I kindly ask you to correct me what I am wrong here. The html code I obtain is again a page with login form. What I meant to do here is to get a token during one session and then to use it to log in. What I plan to do is to use bs4 to collect some data.

import bs4
import requests

session = requests.session
with requests.Session() as s:
    url = 'https://www.planetplus.pl/'
    res = requests.get(url)
    data = res.text
    soup = bs4.BeautifulSoup(data, 'lxml')
    token = soup.find_all('input', attrs={'name': '__RequestVerificationToken'})[0]['value']
    print(token)
    payload = {'UserName': 'xxx', 'Password': 'yyy',
               '__RequestVerificationToken': token}
    p = s.post(url, data=payload)
    r = s.get('https://www.planetplus.pl/moje-konto-cashback')
    print(r.text)

Website link: https://www.planetplus.pl/

Well, to be honest I am a beginner, so if you could correct me and even elaborate, suggest how to do it the best, this would be great!

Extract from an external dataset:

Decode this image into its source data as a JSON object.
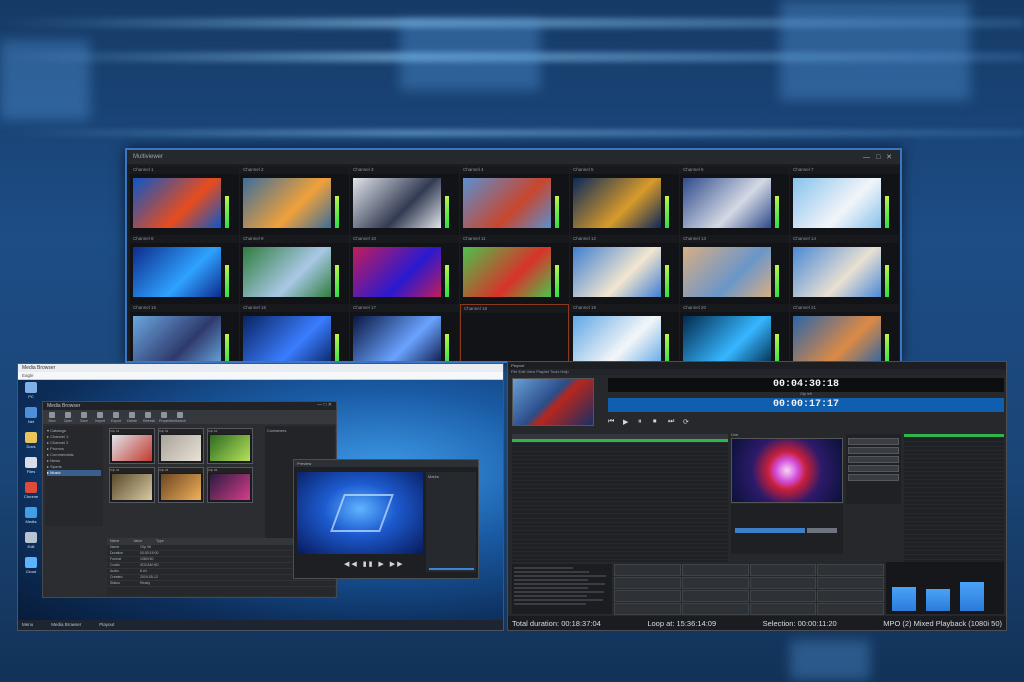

Additionally, how much the procedure is different for website http://www.exsite.pl/, because I delete the token part in login credentials dictionary and also the output is access restricted page html code. And do not judge websites, first found with different login type, at least different for me ;)

import requests

with requests.Session() as s:
    session = requests.session
    url = 'http://exsite.pl//'
    payload = {'login_name': 'xxx', 'login_password': 'yyy!'}
    p = s.post(url, data=payload)
    #print(p.text)
    r = s.get('http://www.exsite.pl/filmy_video_movies/filmy-dvdrip-brrip/1378773-ukryte-piekno-collateral-beauty-2016-plsubbed480pbrripxvidac3-krt-napisy-pl.html')
    print(r.text)

Solution

  • Working example for https://www.planetplus.pl/

    import bs4
    import requests
    
    
    BASE_URL = 'https://www.planetplus.pl/'
    LOGIN_URL = BASE_URL + 'logowanie'
    
    
    with requests.Session() as session:
        res = session.get(BASE_URL)
    
        soup = bs4.BeautifulSoup(res.text, 'lxml')
        token = soup.find_all('input', attrs={'name': '__RequestVerificationToken'})[0]['value']
        payload = {'UserName': '6r5anl+fnmps358bvh8@sharklasers.com', 'Password': 'qwerty',
                   '__RequestVerificationToken': token}
    
        session.post(LOGIN_URL , data=payload)
        res = session.get(BASE_URL)
        print(res.text)